The logical extension of the majority’s reasoning could produce absurd results.

If public, newsworthy figures were permitted to invoke a ‘private use’ exception, Tiger Woods, for example, could have claimed copyright in his sexting messages and, without fair use, the media would have no right to quote them.

Likewise, without a fair use defense, the media would have only been able to describe former Congressman Anthony Weiner’s self-portraits, rather than reprint the images themselves.

The Moral

Eriq Gardner of the Hollywood Reporter believes this “could nearly put a halt to the release of celebrity sex tapes without consequence.” Certainly it further muddies the waters of fair use of photos in news reporting. But then all’s fair [use] in love and war.

The Credits

Before the commercial break, here are some choice quotations from the majority ruling by Judge M. Margaret McKeown:

“Fair use is a central component of American copyright law.”

“[F]air use has bounds even in news reporting, and no per se ‘public interest’ exception exists.”

“[A news magazine] cannot simply take fair use refuge under the umbrella of news reporting.”
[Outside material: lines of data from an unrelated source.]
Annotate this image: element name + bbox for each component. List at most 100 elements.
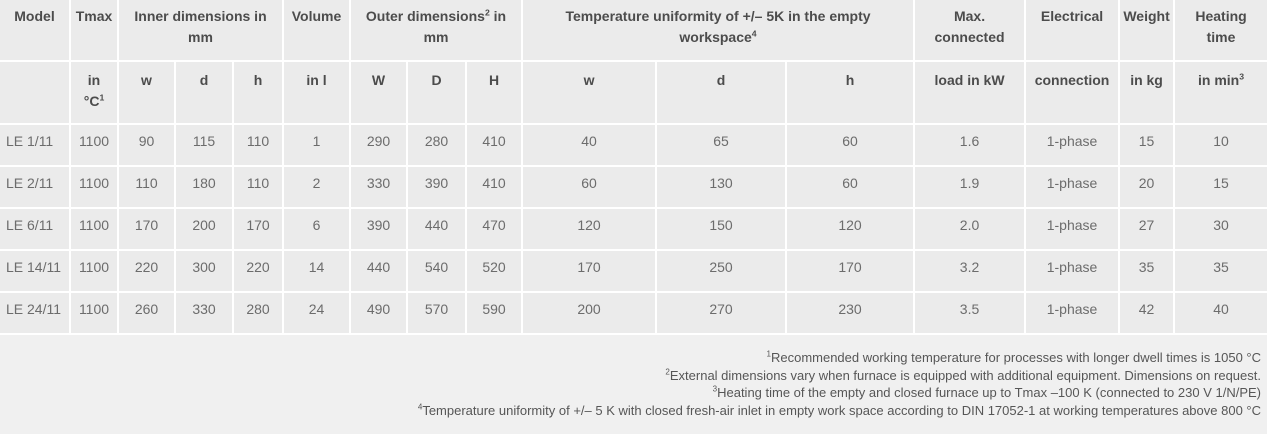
model-cell: LE 6/11 [0,209,71,251]
value-cell: 200 [176,209,234,251]
table-row: LE 2/11 1100 110 180 110 2 330 390 410 60 130 60 1.9… [0,167,1267,209]
value-cell: 260 [119,293,176,335]
subheader-connection: connection [1026,62,1121,125]
value-cell: 1-phase [1026,125,1121,167]
subheader-inner-w: w [119,62,176,125]
value-cell: 390 [408,167,467,209]
value-cell: 440 [351,251,408,293]
value-cell: 60 [523,167,658,209]
subheader-weight-unit: in kg [1120,62,1176,125]
table-row: LE 14/11 1100 220 300 220 14 440 540 520 170 250 17… [0,251,1267,293]
subheader-heating-unit: in min3 [1175,62,1267,125]
header-outer-dimensions: Outer dimensions2 in mm [351,0,524,62]
value-cell: 170 [234,209,284,251]
header-heating-time: Heating time [1175,0,1267,62]
footnote-4-marker: 4 [417,402,423,412]
header-uniformity-text: Temperature uniformity of +/– 5K in the … [565,8,871,45]
value-cell: 6 [284,209,351,251]
value-cell: 110 [234,167,284,209]
header-inner-dimensions: Inner dimensions in mm [119,0,284,62]
value-cell: 470 [467,209,524,251]
footnote-4: 4Temperature uniformity of +/– 5 K with … [0,402,1261,420]
value-cell: 220 [234,251,284,293]
subheader-uniformity-d: d [657,62,788,125]
value-cell: 90 [119,125,176,167]
value-cell: 170 [119,209,176,251]
value-cell: 1-phase [1026,293,1121,335]
value-cell: 410 [467,125,524,167]
value-cell: 250 [657,251,788,293]
header-outer-text: Outer dimensions [365,8,485,24]
subheader-inner-h: h [234,62,284,125]
footnote-2-marker: 2 [665,367,670,377]
subheader-uniformity-h: h [787,62,916,125]
value-cell: 300 [176,251,234,293]
footnote-1-text: Recommended working temperature for proc… [770,350,1261,365]
footnotes: 1Recommended working temperature for pro… [0,335,1267,419]
value-cell: 35 [1175,251,1267,293]
value-cell: 115 [176,125,234,167]
value-cell: 280 [234,293,284,335]
value-cell: 1-phase [1026,209,1121,251]
value-cell: 14 [284,251,351,293]
table-row: LE 1/11 1100 90 115 110 1 290 280 410 40 65 60 1.6 1-… [0,125,1267,167]
furnace-spec-table: Model Tmax Inner dimensions in mm Volume… [0,0,1267,335]
value-cell: 120 [523,209,658,251]
value-cell: 170 [787,251,916,293]
subheader-outer-D: D [408,62,467,125]
value-cell: 2.0 [915,209,1027,251]
footnote-marker-2: 2 [484,7,490,18]
footnote-1-marker: 1 [766,349,771,359]
value-cell: 590 [467,293,524,335]
subheader-model-empty [0,62,71,125]
value-cell: 1100 [71,293,119,335]
footnote-3-text: Heating time of the empty and closed fur… [717,385,1261,400]
value-cell: 65 [657,125,788,167]
subheader-tmax-text: in °C [83,72,101,109]
value-cell: 490 [351,293,408,335]
value-cell: 20 [1120,167,1176,209]
value-cell: 520 [467,251,524,293]
header-tmax: Tmax [71,0,119,62]
footnote-marker-1: 1 [99,92,105,103]
value-cell: 1100 [71,251,119,293]
table-body: LE 1/11 1100 90 115 110 1 290 280 410 40 65 60 1.6 1-… [0,125,1267,335]
subheader-uniformity-w: w [523,62,658,125]
value-cell: 540 [408,251,467,293]
footnote-2: 2External dimensions vary when furnace i… [0,367,1261,385]
value-cell: 24 [284,293,351,335]
value-cell: 130 [657,167,788,209]
value-cell: 42 [1120,293,1176,335]
value-cell: 35 [1120,251,1176,293]
value-cell: 230 [787,293,916,335]
value-cell: 60 [787,125,916,167]
footnote-3-marker: 3 [712,384,718,394]
value-cell: 10 [1175,125,1267,167]
value-cell: 1.9 [915,167,1027,209]
value-cell: 330 [351,167,408,209]
value-cell: 570 [408,293,467,335]
subheader-load: load in kW [915,62,1027,125]
header-max-connected: Max. connected [915,0,1027,62]
table-row: LE 24/11 1100 260 330 280 24 490 570 590 200 270 23… [0,293,1267,335]
subheader-inner-d: d [176,62,234,125]
value-cell: 3.2 [915,251,1027,293]
value-cell: 15 [1120,125,1176,167]
value-cell: 220 [119,251,176,293]
value-cell: 1100 [71,209,119,251]
value-cell: 180 [176,167,234,209]
value-cell: 1-phase [1026,251,1121,293]
model-cell: LE 14/11 [0,251,71,293]
model-cell: LE 1/11 [0,125,71,167]
value-cell: 410 [467,167,524,209]
subheader-outer-W: W [351,62,408,125]
value-cell: 1100 [71,167,119,209]
value-cell: 150 [657,209,788,251]
value-cell: 330 [176,293,234,335]
header-outer-unit: in mm [423,8,507,45]
value-cell: 40 [1175,293,1267,335]
subheader-heating-text: in min [1198,72,1240,88]
value-cell: 3.5 [915,293,1027,335]
value-cell: 390 [351,209,408,251]
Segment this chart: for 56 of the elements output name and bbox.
“[P]ublication of photographic evidence that constitutes proof of a newsworthy event is not automatically fair use …”

“The photos were not even necessary to prove [the] controverted fact … a public record may have sufficed to inform the public …”

“[The determination of fair use] is neither a mechanistic exercise nor a gestalt undertaking, but a considered legal judgment.”

“Waving the news reporting flag is not a get out of jail free card in the copyright arena.”

Judge M. Margaret McKeown in Monge v. Maya Magazines, 2012.

Sources: Eriq Gardner at Hollywood Reporter, Google Scholar. Image 1: The cover of TVNotas (#820, 8/13/12) at the time of the Ninth Circuit’s decision (8/14/12). Image 2: The seal of the United States Court of Appeals for the Ninth Circuit by U.S. Government, from Wikipedia.